Currently, the best institutional support sexual assault survivors have at the university is through an initiative called the Silent Protest which is held annually. At the Silent Protest students are given the opportunity to speak out and share their stories, and through that, receive some sort of healing.

“Over time, there has been a perspective that the Silent Protest isn’t enough: that it’s not enough to have support once a year for a problem that affects so many people all year round. In addition, some people have noted that some perpetrators attend the Silent Protest, which further traumatises their victims. We have, for some time, needed much more action to be taken,” Chengeta says.

Many students have shared the view that the university administration is not doing enough about the cases of sexual assault that are reported. Chengeta agrees, saying that while the university continues to encourage students to report rape, it does not take into consideration the insensitive treatment that victims of sexual violence receive when reporting incidents.

“According to research I conducted last year, in the period 2011 to 2014, only one person was found guilty and faced punishment for sexual assault at Rhodes. I doubt that anything significant has changed in 2015 and 2016,” Chengeta explains.

“It’s difficult to establish the scope of the problem because the university has not released information on all the reports they receive. They only have released the reports of the people who wanted to take disciplinary action against their perpetrators. For this reason, we do not have a good idea of how bad the situation is, except for what people speak about in private,” she added.

In conclusion, Chengeta says that the university management has failed to account for this problem, and says they need to take the first step and admit that there is a problem. She says that the university needs to update its sexual offences policy and commit to taking action against perpetrators.

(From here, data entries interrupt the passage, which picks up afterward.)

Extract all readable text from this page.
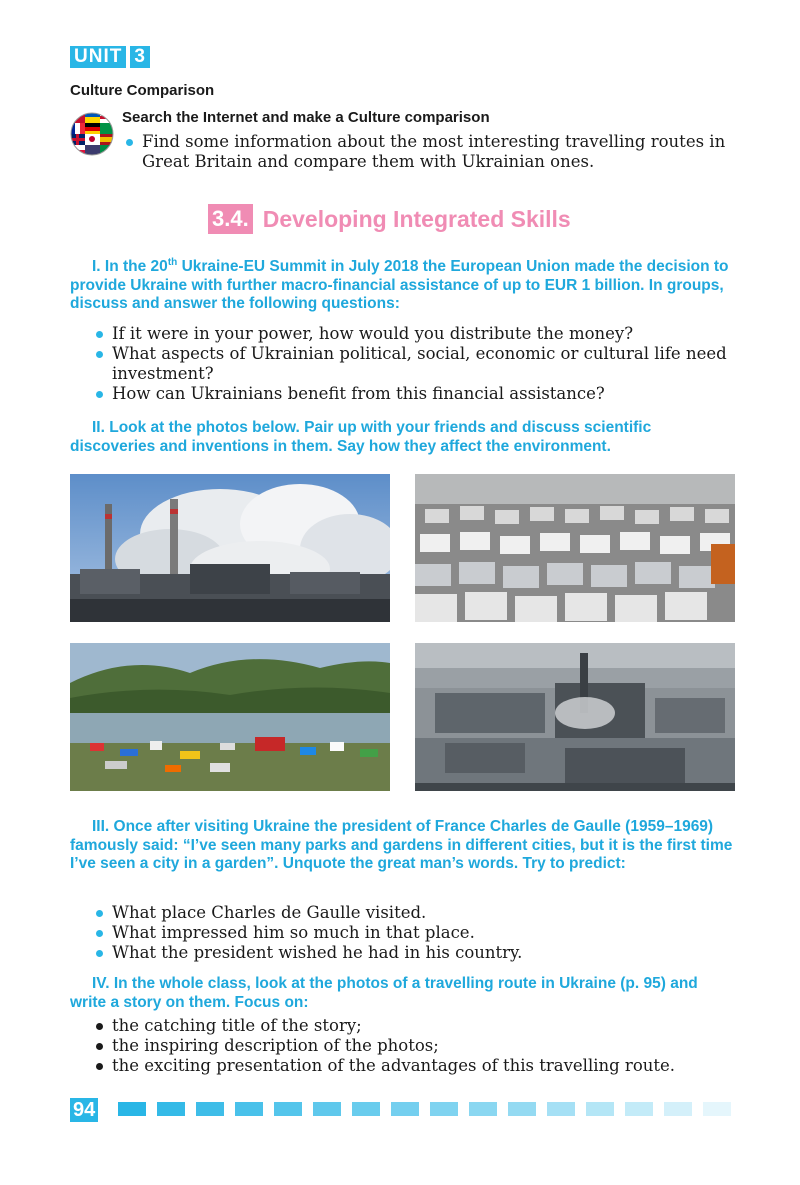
UNIT 3
Culture Comparison
Search the Internet and make a Culture comparison
Find some information about the most interesting travelling routes in Great Britain and compare them with Ukrainian ones.
3.4. Developing Integrated Skills
I. In the 20th Ukraine-EU Summit in July 2018 the European Union made the decision to provide Ukraine with further macro-financial assistance of up to EUR 1 billion. In groups, discuss and answer the following questions:
If it were in your power, how would you distribute the money?
What aspects of Ukrainian political, social, economic or cultural life need investment?
How can Ukrainians benefit from this financial assistance?
II. Look at the photos below. Pair up with your friends and discuss scientific discoveries and inventions in them. Say how they affect the environment.
III. Once after visiting Ukraine the president of France Charles de Gaulle (1959–1969) famously said: “I’ve seen many parks and gardens in different cities, but it is the first time I’ve seen a city in a garden”. Unquote the great man’s words. Try to predict:
What place Charles de Gaulle visited.
What impressed him so much in that place.
What the president wished he had in his country.
IV. In the whole class, look at the photos of a travelling route in Ukraine (p. 95) and write a story on them. Focus on:
the catching title of the story;
the inspiring description of the photos;
the exciting presentation of the advantages of this travelling route.
94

“We would also like to call for the suspension of student leaders (sub-wardens, tutors, society chairs, house comm members, SRC members) who have been accused of rape or sexual assault. It’s incredibly distressing for victims to see their perpetrators in positions of power,” she says.

Chengeta stresses that the University should work harder to ensure that members of staff and the student body are well informed about rape culture, domestic violence and how to report incidences of rape.